Arizona Planned Parenthood Expands in Tucson After Closings

State   |   Steven Ertelt   |   Sep 1, 2011   |   11:25AM   |   Tucson, AZ

After a new pro-life law going into effect caused Planned Parenthood to close or scale back at several locations throughout Arizona, the abortion business is announcing it is expanding its hours in Tucson to make up for it.

Thanks to a comprehensive pro-life law a court recently upheld, the Planned Parenthood abortion business stopped doing abortions at seven locations — including communities outside of Phoenix and Tucson. Planned Parenthood President Bryan Howard told the Arizona Republic newspaper the abortion business would be appealing the court’s decision but it has no choice to stop doing abortions until and unless another court rules because the laws are in effect now.

Planned Parenthood has 13 locations across the state, Howard indicated, and all of them either do abortions surgically or with the dangerous RU 486 abortion drug that has killed dozens of women and injured 2,200 women in the United States alone as of April 2011 figures from the FDA. Locations that do not do abortions refer for them.

Now, Planned Parenthood Arizona Hoffman Health Center, which Planned Parenthood operates with federal taxpayer funds near Tucson Mall at 529 W. Wetmore Road has expanded its hours at night and on the weekend. It will now be open Saturdays from 10 a.m. to 2 p.m., Mondays until 6 p.m. and Tuesdays until 7 p.m., according to the Arizona Daily Star.

Because Planned Parenthood is closing its center at the City of Tucson Archer Community Center, located on La Cholla Blvd, a representative of the abortion business told the newspaper it is able to expand the hours at the Hoffman facility. The Archer location had its last day open earlier this week and the abortion business sent letters to customers telling them to go to the new location.

As LifeNews.com reported earlier this month, the Arizona Court of Appeals issued a decision upholding a pro-life law that protects the health and safety of women and their unborn children by giving them information they don’t normally receive.

The Arizona Court of Appeals heard oral arguments in June in Planned Parenthood Arizona v. Horne, a case the abortion business filed which challenges key aspects of the 2009 Abortion Consent Act. The law is a pro-life measure Governor Jan Brewer signed which tells women of the risks associated with and alternatives to abortion. Planned Parenthood sued the state soon after its signing and a Superior Court judge blocked the law from taking effect while the case moves forward.

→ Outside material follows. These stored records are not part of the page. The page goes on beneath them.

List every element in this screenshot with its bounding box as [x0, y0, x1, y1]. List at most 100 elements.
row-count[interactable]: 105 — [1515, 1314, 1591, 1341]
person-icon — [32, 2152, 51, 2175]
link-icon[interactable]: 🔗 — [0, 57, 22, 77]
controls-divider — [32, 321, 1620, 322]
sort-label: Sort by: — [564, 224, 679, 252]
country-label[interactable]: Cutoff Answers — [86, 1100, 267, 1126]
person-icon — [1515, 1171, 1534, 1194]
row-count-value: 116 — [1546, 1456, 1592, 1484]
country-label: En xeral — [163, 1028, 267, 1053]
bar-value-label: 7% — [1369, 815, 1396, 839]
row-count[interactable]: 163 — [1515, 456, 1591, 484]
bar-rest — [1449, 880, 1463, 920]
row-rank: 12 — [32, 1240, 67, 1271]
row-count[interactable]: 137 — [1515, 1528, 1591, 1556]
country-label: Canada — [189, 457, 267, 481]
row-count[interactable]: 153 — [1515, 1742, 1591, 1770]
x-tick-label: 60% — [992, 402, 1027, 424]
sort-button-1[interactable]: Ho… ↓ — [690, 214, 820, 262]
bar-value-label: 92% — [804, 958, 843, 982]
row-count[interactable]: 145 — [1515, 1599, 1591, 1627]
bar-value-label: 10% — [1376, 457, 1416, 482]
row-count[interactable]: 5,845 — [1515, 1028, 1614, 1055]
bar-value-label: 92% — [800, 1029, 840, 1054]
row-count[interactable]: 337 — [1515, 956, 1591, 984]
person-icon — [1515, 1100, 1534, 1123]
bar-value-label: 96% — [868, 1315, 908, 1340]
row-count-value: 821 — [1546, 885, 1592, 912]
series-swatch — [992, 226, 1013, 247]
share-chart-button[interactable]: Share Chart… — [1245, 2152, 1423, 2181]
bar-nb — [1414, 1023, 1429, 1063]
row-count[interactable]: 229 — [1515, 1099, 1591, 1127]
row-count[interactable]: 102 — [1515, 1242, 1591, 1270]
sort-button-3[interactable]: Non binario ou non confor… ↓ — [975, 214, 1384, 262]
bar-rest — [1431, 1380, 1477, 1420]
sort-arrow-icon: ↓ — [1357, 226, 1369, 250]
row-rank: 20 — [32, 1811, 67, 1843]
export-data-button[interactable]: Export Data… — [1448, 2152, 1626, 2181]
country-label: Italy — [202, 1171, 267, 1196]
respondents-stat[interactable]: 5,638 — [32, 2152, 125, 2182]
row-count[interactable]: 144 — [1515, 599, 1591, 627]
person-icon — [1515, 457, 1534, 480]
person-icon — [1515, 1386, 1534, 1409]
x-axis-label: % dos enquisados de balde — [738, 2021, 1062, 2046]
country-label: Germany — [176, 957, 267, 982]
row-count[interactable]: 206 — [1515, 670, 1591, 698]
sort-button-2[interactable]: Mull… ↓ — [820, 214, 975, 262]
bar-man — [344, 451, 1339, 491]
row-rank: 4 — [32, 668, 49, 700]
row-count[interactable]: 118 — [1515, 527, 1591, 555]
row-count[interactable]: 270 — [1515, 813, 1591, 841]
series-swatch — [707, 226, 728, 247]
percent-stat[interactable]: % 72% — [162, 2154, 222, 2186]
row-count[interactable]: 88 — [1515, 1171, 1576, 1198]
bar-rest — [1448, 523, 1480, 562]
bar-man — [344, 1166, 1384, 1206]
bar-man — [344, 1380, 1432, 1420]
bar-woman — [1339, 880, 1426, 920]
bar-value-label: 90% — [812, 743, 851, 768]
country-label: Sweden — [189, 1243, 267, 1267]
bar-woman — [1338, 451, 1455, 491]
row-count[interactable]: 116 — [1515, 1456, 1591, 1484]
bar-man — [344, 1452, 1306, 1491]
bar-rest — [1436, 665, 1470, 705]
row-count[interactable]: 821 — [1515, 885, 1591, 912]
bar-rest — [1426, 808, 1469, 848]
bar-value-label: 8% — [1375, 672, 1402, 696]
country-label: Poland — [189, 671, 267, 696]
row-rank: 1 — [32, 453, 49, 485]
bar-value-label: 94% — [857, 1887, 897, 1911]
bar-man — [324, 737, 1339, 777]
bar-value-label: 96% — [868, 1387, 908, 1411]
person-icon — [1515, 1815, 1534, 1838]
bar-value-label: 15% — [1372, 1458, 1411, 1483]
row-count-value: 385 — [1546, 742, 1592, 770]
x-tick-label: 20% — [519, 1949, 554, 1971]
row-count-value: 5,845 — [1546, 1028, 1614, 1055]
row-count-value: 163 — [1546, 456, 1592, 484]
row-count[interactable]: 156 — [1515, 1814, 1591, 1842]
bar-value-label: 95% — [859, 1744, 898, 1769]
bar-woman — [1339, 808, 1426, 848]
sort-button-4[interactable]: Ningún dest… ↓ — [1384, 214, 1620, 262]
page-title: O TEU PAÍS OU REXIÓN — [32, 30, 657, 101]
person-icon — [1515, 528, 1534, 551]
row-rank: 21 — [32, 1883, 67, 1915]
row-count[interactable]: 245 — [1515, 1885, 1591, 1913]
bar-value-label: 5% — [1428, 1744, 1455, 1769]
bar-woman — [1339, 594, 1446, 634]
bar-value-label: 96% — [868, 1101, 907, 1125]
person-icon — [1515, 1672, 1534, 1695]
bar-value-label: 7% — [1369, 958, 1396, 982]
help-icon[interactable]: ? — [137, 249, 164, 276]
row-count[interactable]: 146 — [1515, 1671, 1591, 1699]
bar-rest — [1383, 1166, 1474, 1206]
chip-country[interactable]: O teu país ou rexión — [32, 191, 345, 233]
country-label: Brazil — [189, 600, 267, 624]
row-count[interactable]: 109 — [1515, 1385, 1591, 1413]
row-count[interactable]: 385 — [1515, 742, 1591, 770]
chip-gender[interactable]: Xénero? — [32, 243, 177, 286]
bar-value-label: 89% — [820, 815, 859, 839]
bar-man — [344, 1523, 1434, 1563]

The law will now go into effect and it makes it so Arizona will require a notarized parental signature before an abortion can be performed on a minor child, women will be provided with full and accurate information by a doctor in person at least 24 hours before an abortion, medical professionals cannot be forced to perform abortions if it contradicts their sincerely held religious or moral beliefs and non-doctors will not be permitted by law to perform surgical abortions.

The Arizona Court of Appeals upheld the Abortion Consent Act on appeal after it was enjoined by Maricopa County Superior Court Judge Daughton following a Planned Parenthood lawsuit. The

3-0 opinion vacates the injunction in its entirety.

The Center for Arizona Policy, a statewide pro-life group, drafted the Abortion Consent Act and is a part of the legal team – which includes Alliance Defense Fund, Bioethics Defense Fund, the Bioethics Defense Fund, and Life Legal Defense Fund – defending the constitutionality of the law. The law has several other pro-life provisions the pro-life organizations support.

“The Court acknowledged the Legislature’s right to pass legislation to protect the health and safety of women considering abortion,” said Deborah Sheasby, Center for Arizona Policy’s Legal Counsel. “This is a major victory for Arizona women.”

“If Planned Parenthood truly cared about what’s best for women, they wouldn’t be repeatedly going to court around the nation to stop laws that allow women to make fully informed choices,” said ADF Senior Counsel Steven H. Aden, who argued before the Court of Appeals on June 14. “The court ruled rightly in this case in rejecting the arguments of the nation’s largest purveyor of abortion.  The protection of women is not unconstitutional.”

“We hold that the statutes at issue would withstand federal constitutional scrutiny,” the Court of Appeals wrote in its 3-0 opinion, “and that the Arizona Constitution–to the extent it protects abortion rights at all–offers no greater protection than the federal constitution with respect to the regulations at issue in this case…. We hold that the statutes affected by the preliminary injunction are constitutional, and we therefore vacate the injunction in its entirety.”

“Everyone deserves full and accurate information before undergoing any medical procedure,” said Center for Arizona Policy Legal Counsel Deborah Sheasby, co-counsel and one of more than 2,000 attorneys in the ADF alliance. “These types of protections have been repeatedly upheld and are overwhelmingly supported by the public.”

The U.S. Supreme Court has repeatedly upheld 24-hour waiting periods, and multiple polls have found overwhelming public support for protections like those included in Arizona’s act.